Giorgio non aveva intenzione di sposare Federica. Si erano fidanzati ai tempi del liceo, la loro storia era andata avanti per anni. Poi venne il giorno del matrimonio.
Giorgio arrivò per primo, anticipò invitati e prete. Passeggiava esaminandosi il completo. La giacca gli stava un po’ larga, i pantaloni erano retti da una cinta di cuoio nero e cadevano con precisione sulle scarpe nere e lucide. Terminata la revisione prese a guardarsi intorno, cercando di notare qualcos’altro che distogliesse la sua attenzione dall’evento che si avvicinava a colpi di lancette. Un verde acceso brillava sul fianco destro di un bar, riflesso dalle foglie striate di una begonia che sarebbe comunque appassita. Due gatti scapparono via da un vicolo, rincorrendosi per poi fermarsi di colpo, con i dorsi arcuati e il pelo ritto. Pensò al suo gatto, poi si ricordò di non averne mai avuto uno. Quindi se lo inventò, gli diede un nome effimero (Fuffi, Neve, Palla, Romeo), poi decise di abbandonarlo in una discarica di pesce marcio. Fuffi-Neve-Palla-Romeo non fu affatto contento della scelta del padrone e sparì dalla sua mente. Il sudore pesava sulla fronte già stressata, il caldo di fine agosto impazziva in quella mattinata di festa apparente. La strada, disseminata di sassi e ciottoli, si lasciava scavare dalle suole come sabbia rassegnata: questo dava a Giorgio una piacevole sensazione di mare. Proseguì per la via, lasciandosi sul fianco destro l’abbazia, teatro delle nozze. Il bianco sporco non spiccava, quell’antichità ordinaria quasi infastidiva Giorgio che la guardò con disprezzo. Sbuffò passandosi il dorso della mano destra sulla fronte.
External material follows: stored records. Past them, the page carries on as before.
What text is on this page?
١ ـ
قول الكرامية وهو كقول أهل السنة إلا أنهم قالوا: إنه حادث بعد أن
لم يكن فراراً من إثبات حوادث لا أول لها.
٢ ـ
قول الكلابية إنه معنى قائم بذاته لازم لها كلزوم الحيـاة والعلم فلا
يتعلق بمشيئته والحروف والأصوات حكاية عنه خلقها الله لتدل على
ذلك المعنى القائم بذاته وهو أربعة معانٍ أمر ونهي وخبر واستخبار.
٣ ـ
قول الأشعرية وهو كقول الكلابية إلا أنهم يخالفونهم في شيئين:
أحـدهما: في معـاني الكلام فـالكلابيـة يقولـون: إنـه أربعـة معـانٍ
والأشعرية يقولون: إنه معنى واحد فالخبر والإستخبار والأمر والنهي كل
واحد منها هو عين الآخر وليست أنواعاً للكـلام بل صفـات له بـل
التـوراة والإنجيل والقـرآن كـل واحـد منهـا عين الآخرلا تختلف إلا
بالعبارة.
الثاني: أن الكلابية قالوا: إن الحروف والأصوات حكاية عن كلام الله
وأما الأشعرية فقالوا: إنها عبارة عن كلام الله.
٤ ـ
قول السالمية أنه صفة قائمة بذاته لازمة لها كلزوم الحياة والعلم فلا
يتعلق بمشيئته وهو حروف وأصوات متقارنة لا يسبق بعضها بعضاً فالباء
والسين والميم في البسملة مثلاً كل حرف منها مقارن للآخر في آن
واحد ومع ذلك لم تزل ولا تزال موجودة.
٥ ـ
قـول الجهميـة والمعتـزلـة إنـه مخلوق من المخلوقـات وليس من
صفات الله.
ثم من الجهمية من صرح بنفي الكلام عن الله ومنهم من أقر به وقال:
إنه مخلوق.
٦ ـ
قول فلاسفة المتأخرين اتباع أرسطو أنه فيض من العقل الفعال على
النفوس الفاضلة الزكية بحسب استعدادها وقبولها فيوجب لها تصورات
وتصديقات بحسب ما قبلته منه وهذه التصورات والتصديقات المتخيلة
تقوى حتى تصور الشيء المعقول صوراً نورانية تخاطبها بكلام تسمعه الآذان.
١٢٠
Qualche anno prima lui e Federica si trovavano proprio in quel paesino, innamorati. Se ne innamorarono quasi di conseguenza. Con fare giocoso decisero che si sarebbero sposati lì, prima o poi.
Giorgio slacciò la cravatta sedendosi su una panca. Poggiò la schiena sul muro arancio di una boutique di fiori. Sarebbero appassiti anche quelli. Tirò fuori una sigaretta dal pacchetto, la accese. Sarebbe appassito anche lui, come la begonia, come i fiori, come tutti.
Giorgio non sapeva se quello che stava per accadere fosse giusto o meno. Pensava e ripensava, ma non ne veniva mai a capo. La stanza muta del suo appartamento in città sapeva bene quante ore furono contaminate da riflessioni sterili. Anche il paesino iniziava a imparare.
L’odore del fumo si mischiò nell’aria a quello intenso e dolce del pane appena cotto. Dall’altro lato della strada la fornaia, una donna grossa di fianchi e truccata di farina, uscì dal negozio per recarsi al ristorante accanto, dondolando su gambe che sembravano sul punto di spezzarsi da un momento all’altro. Un ragazzo apparecchiava i tavoli. Giorgio decise di abbandonare anche la sigaretta, come aveva fatto prima col gatto. Fece un ultimo, nervoso tiro e la gettò, spegnendola con la scarpa destra che affondò nuovamente nei sassi, seppellendo il mozzicone.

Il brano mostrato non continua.